Varo mendekat dengan wajah bingung bercampur rasa iri yang membakar hati.
"Aini... kamu beli mobil ini? Pakai uang dari mana? Kok Mas tidak tahu kamu punya tabungan sebanyak ini? Kamu menyembunyikan sesuatu dari suamimu?"
Aini tertawa hambar, suara tawanya terdengar menyakitkan di telinga Varo.
"Uang dari mana? Kamu tanya uang dari mana, Mas? Selama ini kamu pikir tabungan yang aku kumpulkan dari sisa nafkahmu? Lucu sekali. Uang yang kamu beri bahkan tidak cukup untuk beli ban mobil ini. Ini mobil saya. Hasil keringat saya dari bisnis sampingan yang selama ini kalian remehkan, kalian anggap remeh, dan kalian sepelekan. Mobil ini atas nama saya pribadi, dan tidak ada satu rupiah pun uang haram kamu di sini."

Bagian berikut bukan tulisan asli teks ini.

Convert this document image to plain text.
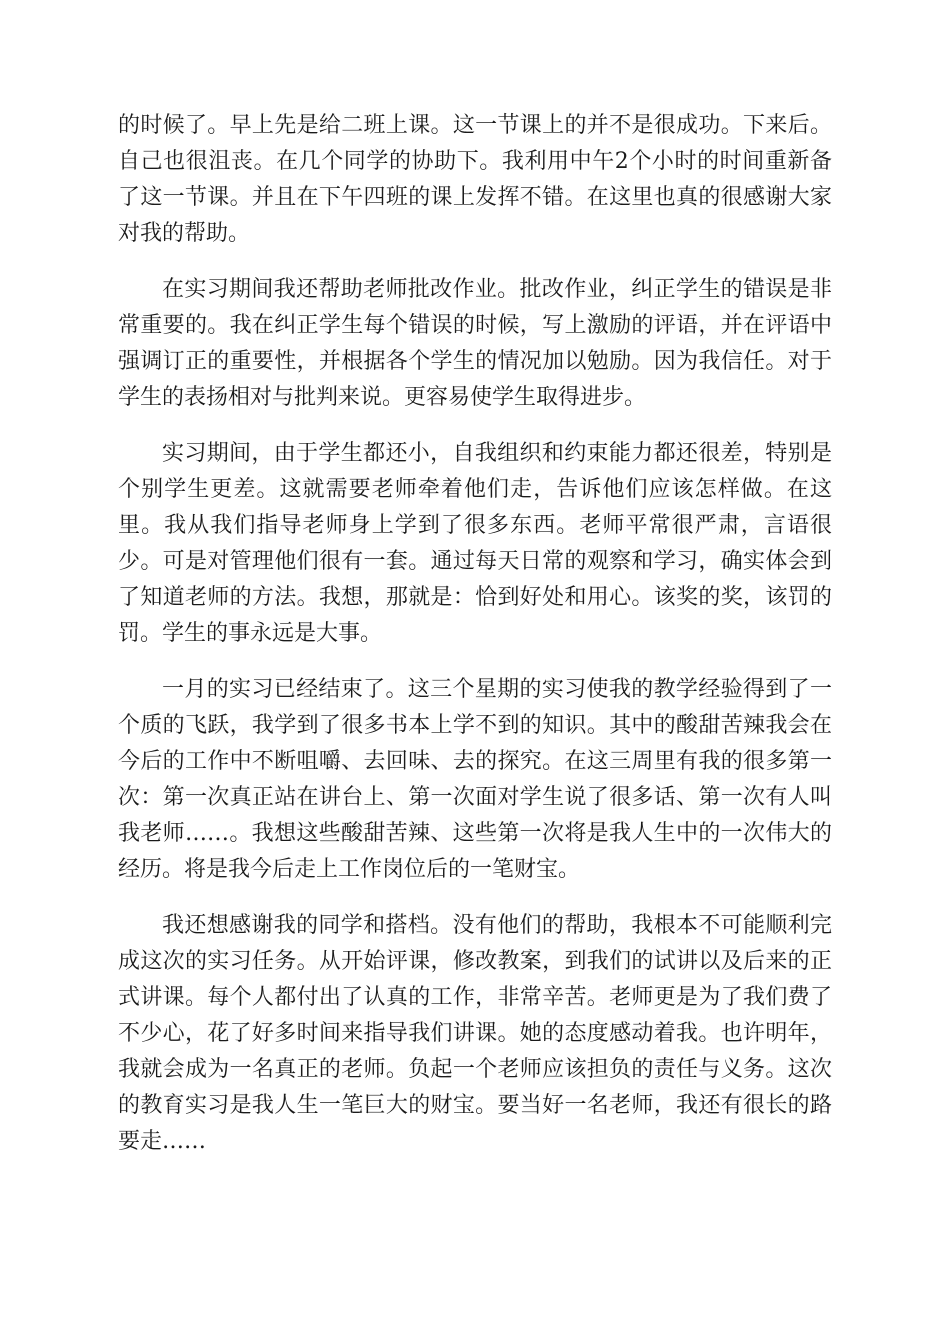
的时候了。早上先是给二班上课。这一节课上的并不是很成功。下来后。自己也很沮丧。在几个同学的协助下。我利用中午2个小时的时间重新备了这一节课。并且在下午四班的课上发挥不错。在这里也真的很感谢大家对我的帮助。

在实习期间我还帮助老师批改作业。批改作业，纠正学生的错误是非常重要的。我在纠正学生每个错误的时候，写上激励的评语，并在评语中强调订正的重要性，并根据各个学生的情况加以勉励。因为我信任。对于学生的表扬相对与批判来说。更容易使学生取得进步。

实习期间，由于学生都还小，自我组织和约束能力都还很差，特别是个别学生更差。这就需要老师牵着他们走，告诉他们应该怎样做。在这里。我从我们指导老师身上学到了很多东西。老师平常很严肃，言语很少。可是对管理他们很有一套。通过每天日常的观察和学习，确实体会到了知道老师的方法。我想，那就是：恰到好处和用心。该奖的奖，该罚的罚。学生的事永远是大事。

一月的实习已经结束了。这三个星期的实习使我的教学经验得到了一个质的飞跃，我学到了很多书本上学不到的知识。其中的酸甜苦辣我会在今后的工作中不断咀嚼、去回味、去的探究。在这三周里有我的很多第一次：第一次真正站在讲台上、第一次面对学生说了很多话、第一次有人叫我老师……。我想这些酸甜苦辣、这些第一次将是我人生中的一次伟大的经历。将是我今后走上工作岗位后的一笔财宝。

我还想感谢我的同学和搭档。没有他们的帮助，我根本不可能顺利完成这次的实习任务。从开始评课，修改教案，到我们的试讲以及后来的正式讲课。每个人都付出了认真的工作，非常辛苦。老师更是为了我们费了不少心，花了好多时间来指导我们讲课。她的态度感动着我。也许明年，我就会成为一名真正的老师。负起一个老师应该担负的责任与义务。这次的教育实习是我人生一笔巨大的财宝。要当好一名老师，我还有很长的路要走……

Ibu Sarah ternganga, wajahnya memerah karena malu dan marah yang meledak-ledak. "Bohong! Mana mungkin kamu punya uang sebanyak ini! Kamu pasti korupsi uang dapur yang Varo kasih kan? Kamu mencuri uang keluarga untuk kemewahanmu sendiri sementara kami makan seadanya!"
"Korupsi uang dapur?" Aini menaikkan sebelah alisnya dengan gaya elegan.
"Uang dapur yang hanya cukup untuk makan tempe dan tahu setiap hari itu? Lucu sekali Ibu ini. Justru karena kalian terlalu parasit dan hanya tahu cara menghabiskan uang, saya belajar cari uang sendiri di luar pengetahuan kalian. Sekarang, minggir! Atau Ibu mau saya tabrak agar kaki Ibu tahu rasanya kerasnya ban mobil mahal?"
Aini menekan tombol start, suara mesin yang halus dan bertenaga terdengar memenuhi garasi. Ia perlahan mundur keluar, meninggalkan Ibu Sarah yang hanya bisa menghentak-hentakkan kakinya ke lantai semen karena kesal dan iri yang membara di dadanya.
Beberapa saat kemudian di meja makan, suasana terasa sangat suram. Cilla menyajikan empat butir telur rebus itu di atas piring tanpa hiasan apa pun. Kondisinya sangat mengenaskan; dua telur hancur berantakan dan air rebusannya masih menempel amis di piring, tanpa ada nasi, sambal, atau bahkan kerupuk sekalipun.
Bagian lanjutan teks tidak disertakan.